Figure 3.

Mathematical model. A. A cartoon describing the mathematical parameters in a biological system. The zeitgeber (θ_z) entrains photosensitive protein (θ_P), and the time derivative for the state of this protein ( $\frac{d{\theta }_P}{dt}$) is a function of the entrainment strength (C_z). Entrainment is active during a specific time of day, hence the photoreaction arrow. The endogenous clock (θ_E) is influenced by the state of the photosensitive protein (θ_P), and the time derivative of the clock ( $\frac{d{\theta }_E}{dt}$) is a function of the alignment strength (C_P). The clock constantly aligns with the photosensitive protein, hence the straight arrow. B. A plot showing the zeitgeber signal and the endogenous clock signal. The dotted wave line represents zeitgeber signal (θ_z).
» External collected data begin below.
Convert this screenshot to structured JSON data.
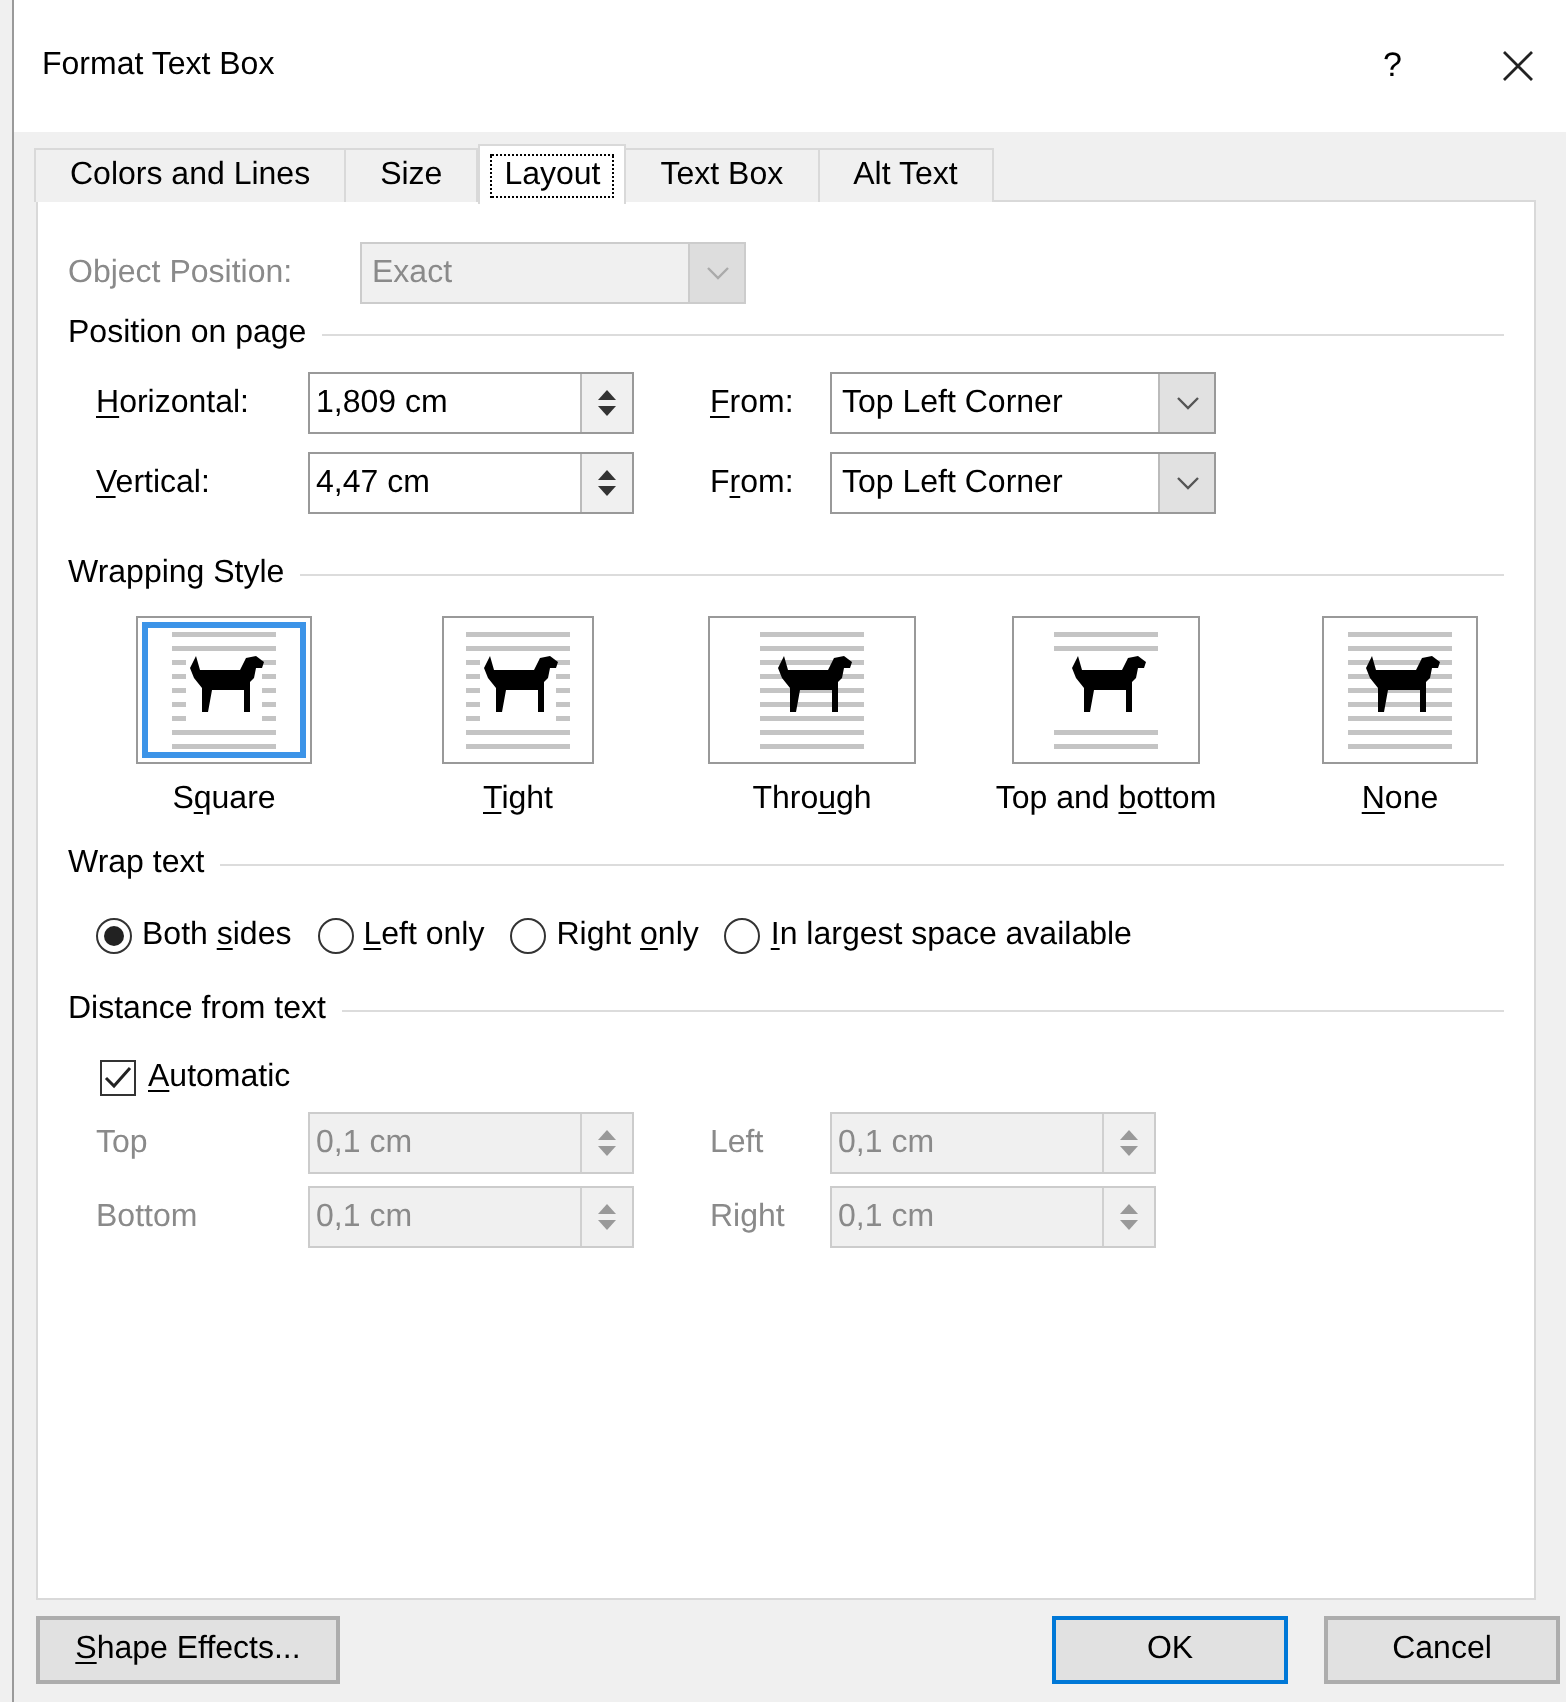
{
  "window": {
    "title": "Format Text Box",
    "help": "?"
  },
  "tabs": [
    {
      "label": "Colors and Lines",
      "selected": false
    },
    {
      "label": "Size",
      "selected": false
    },
    {
      "label": "Layout",
      "selected": true
    },
    {
      "label": "Text Box",
      "selected": false
    },
    {
      "label": "Alt Text",
      "selected": false
    }
  ],
  "object_position": {
    "label": "Object Position:",
    "value": "Exact",
    "disabled": true
  },
  "position_on_page": {
    "title": "Position on page",
    "rows": [
      {
        "label": {
          "key": "H",
          "post": "orizontal:"
        },
        "value": "1,809 cm",
        "from_label": {
          "key": "F",
          "post": "rom:"
        },
        "from_value": "Top Left Corner"
      },
      {
        "label": {
          "key": "V",
          "post": "ertical:"
        },
        "value": "4,47 cm",
        "from_label": {
          "pre": "F",
          "key": "r",
          "post": "om:"
        },
        "from_value": "Top Left Corner"
      }
    ]
  },
  "wrapping_style": {
    "title": "Wrapping Style",
    "options": [
      {
        "label": {
          "pre": "S",
          "key": "q",
          "post": "uare"
        },
        "kind": "square",
        "selected": true
      },
      {
        "label": {
          "key": "T",
          "post": "ight"
        },
        "kind": "tight",
        "selected": false
      },
      {
        "label": {
          "pre": "Thro",
          "key": "u",
          "post": "gh"
        },
        "kind": "through",
        "selected": false
      },
      {
        "label": {
          "pre": "Top and ",
          "key": "b",
          "post": "ottom"
        },
        "kind": "topbottom",
        "selected": false
      },
      {
        "label": {
          "key": "N",
          "post": "one"
        },
        "kind": "none",
        "selected": false
      }
    ]
  },
  "wrap_text": {
    "title": "Wrap text",
    "options": [
      {
        "label": {
          "pre": "Both ",
          "key": "s",
          "post": "ides"
        },
        "selected": true
      },
      {
        "label": {
          "key": "L",
          "post": "eft only"
        },
        "selected": false
      },
      {
        "label": {
          "pre": "Right ",
          "key": "o",
          "post": "nly"
        },
        "selected": false
      },
      {
        "label": {
          "key": "I",
          "post": "n largest space available"
        },
        "selected": false
      }
    ]
  },
  "distance_from_text": {
    "title": "Distance from text",
    "automatic": {
      "label": {
        "key": "A",
        "post": "utomatic"
      },
      "checked": true
    },
    "fields": [
      {
        "label": "Top",
        "value": "0,1 cm",
        "disabled": true
      },
      {
        "label": "Left",
        "value": "0,1 cm",
        "disabled": true
      },
      {
        "label": "Bottom",
        "value": "0,1 cm",
        "disabled": true
      },
      {
        "label": "Right",
        "value": "0,1 cm",
        "disabled": true
      }
    ]
  },
  "buttons": [
    {
      "label": {
        "key": "S",
        "post": "hape Effects..."
      },
      "default": false
    },
    {
      "label": "OK",
      "default": true
    },
    {
      "label": "Cancel",
      "default": false
    }
  ]
}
The solid wave line represents endogenous signal (θ_E). The phase of entrainment (ψ) between the two signals is calculated as, ψ = Φ − φ. The blue lines indicate reference times of day, i.e. θ_z = 0 ⇔ t ≡ 0 (mod 24), θ_z = π ⇔ t ≡ 12 (mod 24). C. A plot showing how ψ gradually changes over time (Dynamic ψ) and eventually stabilizes after several days (Stable ψ). D. A heatmap of the simulations in panel C showing the values of the entrainment strength (C_z) and alignment strength (C_P) which produce various stable ψs over time.